Si accorse di perdere tempo in questi stupidi ricordi e mosse veloce spostando un Cavallo al centro della scacchiera.
E poi…poi c’era stato quel fatto…quel fatto di Luigi, del suo amico Luigi che…insomma lo aveva trovato a parlare fitto fitto insieme ad Anna proprio sul divano della sua casa…in una posizione che gli era sembrata in seguito, quando ci aveva ripensato, un po’ intima, troppo intima. E gli era sembrato…
Toccava di nuovo a lui. Fece la mossa quasi in trance.
Gli era sembrato di vedere come un lampo negli occhi di Anna, come se avessero ritrovato per un attimo il loro naturale luccichio. Fantasie, solo brutte fantasie per cercare una scusa al loro rapporto giunto alla fine.
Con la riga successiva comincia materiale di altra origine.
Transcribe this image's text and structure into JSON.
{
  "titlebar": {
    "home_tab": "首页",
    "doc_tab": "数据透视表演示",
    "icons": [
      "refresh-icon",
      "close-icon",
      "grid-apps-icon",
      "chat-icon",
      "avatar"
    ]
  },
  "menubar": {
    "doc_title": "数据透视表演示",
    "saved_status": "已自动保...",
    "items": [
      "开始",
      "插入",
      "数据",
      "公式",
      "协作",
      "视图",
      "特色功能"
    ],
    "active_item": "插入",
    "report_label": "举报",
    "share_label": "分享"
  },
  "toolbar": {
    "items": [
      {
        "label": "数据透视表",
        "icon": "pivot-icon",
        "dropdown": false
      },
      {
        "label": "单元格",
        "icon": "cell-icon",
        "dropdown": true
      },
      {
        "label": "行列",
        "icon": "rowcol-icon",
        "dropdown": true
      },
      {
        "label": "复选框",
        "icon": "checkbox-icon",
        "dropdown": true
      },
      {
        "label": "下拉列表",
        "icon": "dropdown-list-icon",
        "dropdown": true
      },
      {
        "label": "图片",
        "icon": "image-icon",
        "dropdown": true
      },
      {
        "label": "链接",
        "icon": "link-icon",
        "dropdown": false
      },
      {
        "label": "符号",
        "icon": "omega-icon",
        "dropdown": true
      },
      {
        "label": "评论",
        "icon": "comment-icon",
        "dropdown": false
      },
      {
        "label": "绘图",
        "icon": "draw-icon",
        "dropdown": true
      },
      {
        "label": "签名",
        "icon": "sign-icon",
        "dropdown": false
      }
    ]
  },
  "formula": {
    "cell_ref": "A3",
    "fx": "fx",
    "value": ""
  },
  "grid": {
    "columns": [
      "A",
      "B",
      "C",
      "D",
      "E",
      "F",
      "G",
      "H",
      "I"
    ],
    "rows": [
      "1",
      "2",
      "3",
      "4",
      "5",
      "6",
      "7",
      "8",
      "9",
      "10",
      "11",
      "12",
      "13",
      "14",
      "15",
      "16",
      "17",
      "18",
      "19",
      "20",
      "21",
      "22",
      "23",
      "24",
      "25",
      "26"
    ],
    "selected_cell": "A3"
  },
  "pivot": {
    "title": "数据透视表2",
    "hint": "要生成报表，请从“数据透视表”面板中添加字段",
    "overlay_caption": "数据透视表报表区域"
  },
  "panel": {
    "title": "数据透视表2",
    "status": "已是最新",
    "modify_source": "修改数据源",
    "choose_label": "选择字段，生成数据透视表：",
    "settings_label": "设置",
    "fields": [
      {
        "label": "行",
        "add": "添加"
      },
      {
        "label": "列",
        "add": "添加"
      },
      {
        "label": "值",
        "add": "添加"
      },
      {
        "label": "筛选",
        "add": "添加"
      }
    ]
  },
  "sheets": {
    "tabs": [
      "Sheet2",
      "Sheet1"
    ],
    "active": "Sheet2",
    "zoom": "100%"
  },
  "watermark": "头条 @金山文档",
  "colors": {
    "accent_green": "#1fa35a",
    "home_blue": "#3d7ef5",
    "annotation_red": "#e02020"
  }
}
La partita ormai gli interessava più. Muoveva meccanicamente quasi per istinto riflesso come il cane di Pavlov.
Negli ultimi tempi, poi, gli era sembrato addirittura di notare nello sguardo della moglie e di avvertire nel tono delle parole una specie di asprezza, di astio senza che si concretizzasse in accuse precise. Il che lo lasciava a rimuginare per giornate intere.
Tirò un sospiro profondo. Troppo tardi si accorse della sua sventatezza. Anna prese la Donna e la piantò nella casa “b2” sostenuta dall’Alfiere in h8. “Matto. Hai perso”. Poi tirò fuori dalla borsetta la pistola e gli sparò.